La imagen de Teradoc apareció en la pantalla. Estaba resoplando y tenía el rostro enrojecido. La circunferencia de su barriga se había triplicado durante el último año.
—¿Qué cree estar haciendo, Pellaeon? —gritó—. ¡Le ordeno que aproveche su ventaja! Utilice esta oportunidad para acabar con los Destructores Estelares de Harrsk mientras están debilitados. Ahora podemos aniquilarle por completo.
Pellaeon frunció el ceño y pensó en el gordo Teradoc sentado en su búnker detrás de docenas de metros de blindaje de la mejor calidad, totalmente a salvo de los peligros mientras la batalla rugía en el exterior. Pellaeon no creía que un verdadero líder militar debiera mantenerse tan aislado.

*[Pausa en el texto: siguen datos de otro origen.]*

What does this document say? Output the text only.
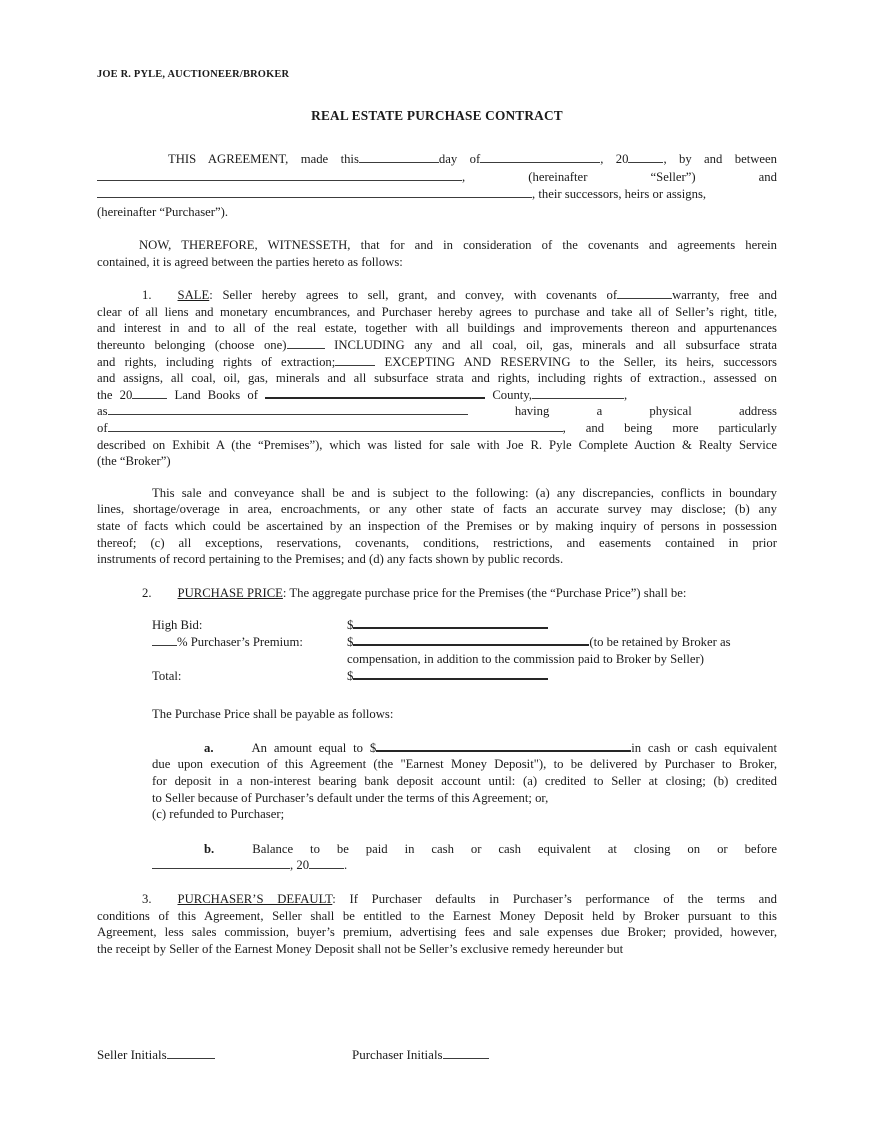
JOE R. PYLE, AUCTIONEER/BROKER
REAL ESTATE PURCHASE CONTRACT
THIS AGREEMENT, made this	day of	, 20	, by and between
,	(hereinafter	“Seller”)	and
, their successors, heirs or assigns,
(hereinafter “Purchaser”).
NOW, THEREFORE, WITNESSETH, that for and in consideration of the covenants and agreements herein
contained, it is agreed between the parties hereto as follows:
1. SALE: Seller hereby agrees to sell, grant, and convey, with covenants of	warranty, free and
clear of all liens and monetary encumbrances, and Purchaser hereby agrees to purchase and take all of Seller’s right, title,
and interest in and to all of the real estate, together with all buildings and improvements thereon and appurtenances
thereunto belonging (choose one)	INCLUDING any and all coal, oil, gas, minerals and all subsurface strata
and rights, including rights of extraction;	EXCEPTING AND RESERVING to the Seller, its heirs, successors
and assigns, all coal, oil, gas, minerals and all subsurface strata and rights, including rights of extraction., assessed on
the 20	Land Books of	County,	,
as	having a physical address
of	, and being more particularly
described on Exhibit A (the “Premises”), which was listed for sale with Joe R. Pyle Complete Auction & Realty Service
(the “Broker”)
This sale and conveyance shall be and is subject to the following: (a) any discrepancies, conflicts in boundary
lines, shortage/overage in area, encroachments, or any other state of facts an accurate survey may disclose; (b) any
state of facts which could be ascertained by an inspection of the Premises or by making inquiry of persons in possession
thereof; (c) all exceptions, reservations, covenants, conditions, restrictions, and easements contained in prior
instruments of record pertaining to the Premises; and (d) any facts shown by public records.
2. PURCHASE PRICE: The aggregate purchase price for the Premises (the “Purchase Price”) shall be:
High Bid:	$
% Purchaser’s Premium:	$	(to be retained by Broker as compensation, in addition to the commission paid to Broker by Seller)
Total:	$
The Purchase Price shall be payable as follows:
a.	An amount equal to $	in cash or cash equivalent
due upon execution of this Agreement (the "Earnest Money Deposit"), to be delivered by Purchaser to Broker,
for deposit in a non-interest bearing bank deposit account until: (a) credited to Seller at closing; (b) credited
to Seller because of Purchaser’s default under the terms of this Agreement; or,
(c) refunded to Purchaser;
b.	Balance to be paid in cash or cash equivalent at closing on or before
, 20	.
3. PURCHASER’S DEFAULT: If Purchaser defaults in Purchaser’s performance of the terms and
conditions of this Agreement, Seller shall be entitled to the Earnest Money Deposit held by Broker pursuant to this
Agreement, less sales commission, buyer’s premium, advertising fees and sale expenses due Broker; provided, however,
the receipt by Seller of the Earnest Money Deposit shall not be Seller’s exclusive remedy hereunder but
Seller Initials	Purchaser Initials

—Con todos mis respetos, Almirante Supremo, debo decirle que no estoy de acuerdo con usted. El Señor de la Guerra Harrsk no es mi enemigo. Pienso que deberíamos hablar con la almirante Daala y oír lo que tenga que decirnos.
El rostro de Teradoc pasó del rojo al púrpura.

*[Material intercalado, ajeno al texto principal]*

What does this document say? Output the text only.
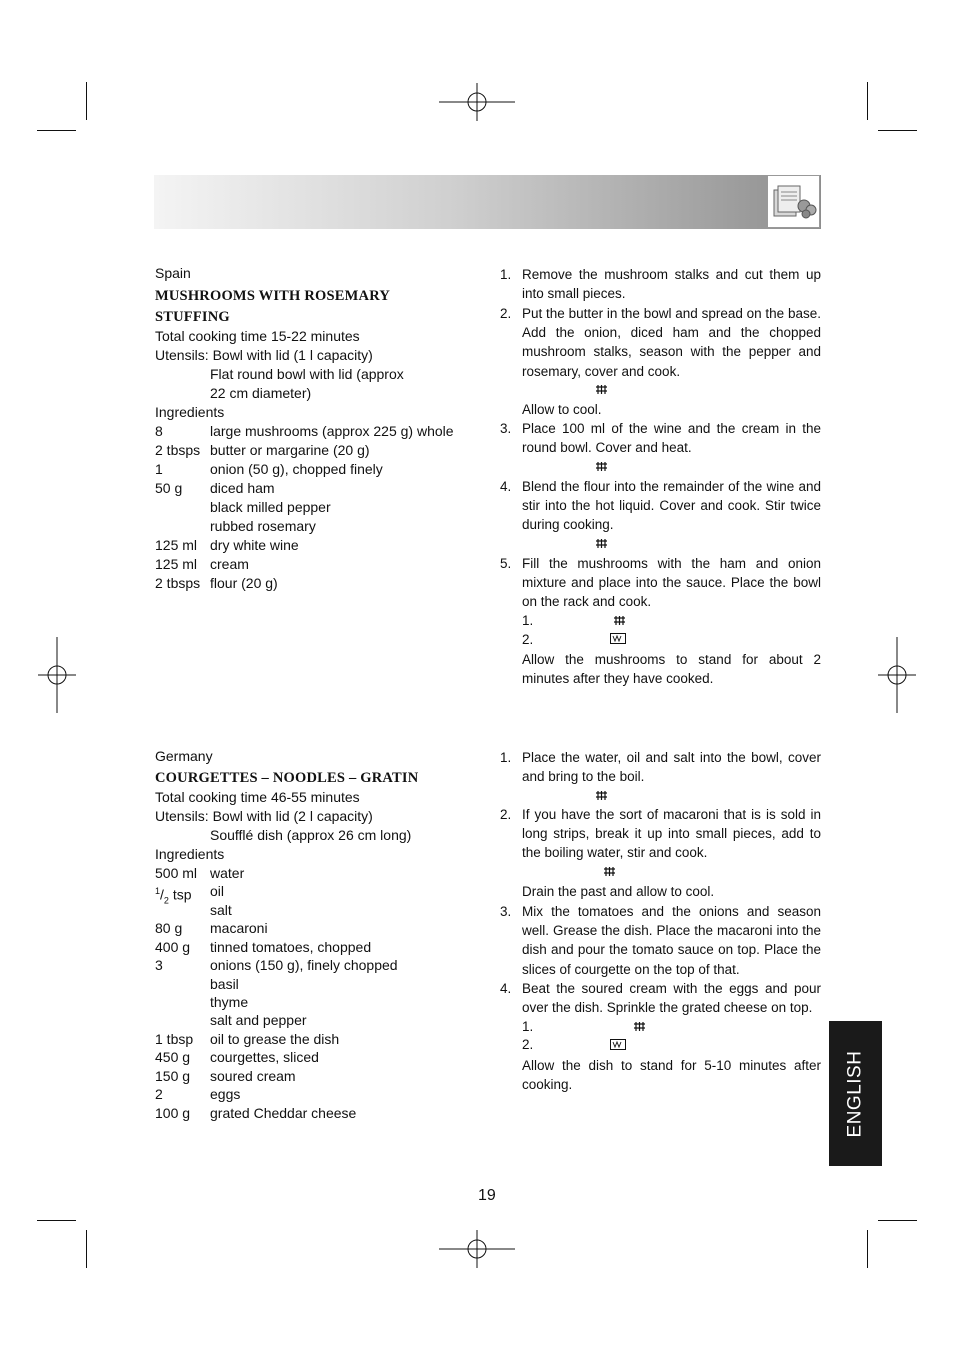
Spain
MUSHROOMS WITH ROSEMARY
STUFFING
Total cooking time 15-22 minutes
Utensils: Bowl with lid (1 l capacity)
Flat round bowl with lid (approx
22 cm diameter)
Ingredients
8	large mushrooms (approx 225 g) whole
2 tbsps butter or margarine (20 g)
1	onion (50 g), chopped finely
50 g diced ham
black milled pepper
rubbed rosemary
125 ml dry white wine
125 ml cream
2 tbsps flour (20 g)
1. Remove the mushroom stalks and cut them up into small pieces.
2. Put the butter in the bowl and spread on the base. Add the onion, diced ham and the chopped mushroom stalks, season with the pepper and rosemary, cover and cook.
Allow to cool.
3. Place 100 ml of the wine and the cream in the round bowl. Cover and heat.
4. Blend the flour into the remainder of the wine and stir into the hot liquid. Cover and cook. Stir twice during cooking.
5. Fill the mushrooms with the ham and onion mixture and place into the sauce. Place the bowl on the rack and cook.
1.
2.
Allow the mushrooms to stand for about 2 minutes after they have cooked.
Germany
COURGETTES – NOODLES – GRATIN
Total cooking time 46-55 minutes
Utensils: Bowl with lid (2 l capacity)
Soufflé dish (approx 26 cm long)
Ingredients
500 ml water
$^1/_2$ tsp oil
salt
80 g macaroni
400 g tinned tomatoes, chopped
3	onions (150 g), finely chopped
basil
thyme
salt and pepper
1 tbsp oil to grease the dish
450 g courgettes, sliced
150 g soured cream
2	eggs
100 g grated Cheddar cheese
1. Place the water, oil and salt into the bowl, cover and bring to the boil.
2. If you have the sort of macaroni that is is sold in long strips, break it up into small pieces, add to the boiling water, stir and cook.
Drain the past and allow to cool.
3. Mix the tomatoes and the onions and season well. Grease the dish. Place the macaroni into the dish and pour the tomato sauce on top. Place the slices of courgette on the top of that.
4. Beat the soured cream with the eggs and pour over the dish. Sprinkle the grated cheese on top.
1.
2.
Allow the dish to stand for 5-10 minutes after cooking.	ENGLISH
19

—Me da igual lo que piense. Si no abre fuego contra Harrsk, se habrá convertido en un traidor. ¿Ha olvidado su adiestramiento? Toda su vida habla del servicio al Imperio, de seguir las órdenes de sus oficiales superiores. Si no obedece a su legítimo comandante, entonces no es más que un excremento. ¿Qué pensaría de usted el Gran Almirante Thrawn?

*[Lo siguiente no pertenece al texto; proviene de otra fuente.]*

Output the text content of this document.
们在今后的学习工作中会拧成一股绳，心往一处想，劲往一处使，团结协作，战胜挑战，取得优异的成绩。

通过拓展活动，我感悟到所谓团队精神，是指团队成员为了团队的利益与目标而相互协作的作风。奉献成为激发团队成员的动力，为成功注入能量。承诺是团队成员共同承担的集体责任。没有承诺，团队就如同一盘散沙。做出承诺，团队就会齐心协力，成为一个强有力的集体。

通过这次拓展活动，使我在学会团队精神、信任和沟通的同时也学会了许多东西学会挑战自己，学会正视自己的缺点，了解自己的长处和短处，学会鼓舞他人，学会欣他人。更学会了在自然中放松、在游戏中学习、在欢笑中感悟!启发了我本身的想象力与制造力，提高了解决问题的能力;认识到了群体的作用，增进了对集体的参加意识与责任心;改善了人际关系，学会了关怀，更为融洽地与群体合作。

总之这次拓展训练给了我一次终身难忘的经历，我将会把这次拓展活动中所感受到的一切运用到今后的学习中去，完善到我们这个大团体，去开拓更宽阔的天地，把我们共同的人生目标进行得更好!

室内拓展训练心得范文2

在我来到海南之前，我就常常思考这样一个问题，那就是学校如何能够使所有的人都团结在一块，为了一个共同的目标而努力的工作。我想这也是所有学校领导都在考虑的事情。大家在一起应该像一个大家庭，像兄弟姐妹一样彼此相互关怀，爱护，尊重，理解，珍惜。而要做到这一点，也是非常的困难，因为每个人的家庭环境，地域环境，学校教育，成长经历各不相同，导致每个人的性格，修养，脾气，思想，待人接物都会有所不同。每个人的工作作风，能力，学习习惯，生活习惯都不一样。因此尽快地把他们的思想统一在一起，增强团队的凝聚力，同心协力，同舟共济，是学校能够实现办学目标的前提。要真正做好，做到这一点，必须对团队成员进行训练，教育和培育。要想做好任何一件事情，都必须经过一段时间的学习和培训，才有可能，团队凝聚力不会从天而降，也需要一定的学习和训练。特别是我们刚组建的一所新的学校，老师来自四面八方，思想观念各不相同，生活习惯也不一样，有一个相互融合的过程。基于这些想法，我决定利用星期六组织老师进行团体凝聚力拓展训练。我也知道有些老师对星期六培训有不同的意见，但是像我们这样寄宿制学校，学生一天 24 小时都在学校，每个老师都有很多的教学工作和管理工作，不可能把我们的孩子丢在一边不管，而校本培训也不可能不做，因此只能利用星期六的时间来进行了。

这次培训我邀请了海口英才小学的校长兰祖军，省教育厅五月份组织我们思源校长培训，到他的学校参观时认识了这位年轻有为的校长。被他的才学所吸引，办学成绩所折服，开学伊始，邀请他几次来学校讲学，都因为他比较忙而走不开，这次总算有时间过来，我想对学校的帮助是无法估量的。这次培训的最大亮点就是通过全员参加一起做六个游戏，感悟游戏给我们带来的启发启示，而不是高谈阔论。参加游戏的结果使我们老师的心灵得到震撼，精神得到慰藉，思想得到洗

El fruncimiento de ceño de Pellaeon se volvió todavía más profundo mientras se encaraba con la imagen del gordo señor de la guerra. Teradoc tenía razón, al menos desde cierto punto de vista. Pellaeon había pasado muchas décadas de su vida sirviendo en la Armada Imperial. Había mandado Destructores Estelares. Después de la batalla de Endor, había asumido el mando del Quimera cuando su comandante murió durante las hostilidades. Pellaeon había dedicado los años siguientes a tratar de conseguir que el Imperio recuperase su poderío anterior a lo largo de una sucesión de gobernantes débiles, rendiciones que minaban sus fuerzas y pérdidas de territorio. Pellaeon había visto cómo aquel Imperio, que había sido tan magnífico en el pasado, se iba empequeñeciendo hasta quedar convertido en una mera isla en los que habían sido considerados como los territorios más remotos y menos importantes y en los sistemas anteriormente inhabitables cercanos al núcleo de la galaxia.
Pellaeon tuvo que esperar a que el Gran Almirante Thrawn volviera de los Territorios Desconocidos para encontrar un auténtico líder al que pudiera seguir y obedecer teniendo una verdadera posibilidad de recuperar la gloria perdida. Cuando Thrawn fue derrotado, Pellaeon volvió a perder las esperanzas y se limitó a servir a cualquier comandante imperial que el azar pusiera en su camino, obedeciendo las órdenes más como un autómata que como un verdadero soldado.
Pero la convicción y el entusiasmo de la almirante Daala, y el que estuviera dispuesta a arriesgarlo todo por la causa correcta, hicieron que algo volviera a agitarse dentro de él..., y ese algo era muy poderoso.
Pellaeon respiró hondo y le habló a la hinchada imagen de Teradoc.
—Creo que sé qué pensaría de mí —dijo con amargura—, y usted, señor, no es ningún Gran Almirante Thrawn.
Cerró el canal del sistema de comunicaciones y se volvió hacia su tripulación.
—Preparen una lanzadera e informen a la almirante Daala de que subiré a bordo de su nave. No disponemos de mucho tiempo, y quiero hablar con ella cara a cara.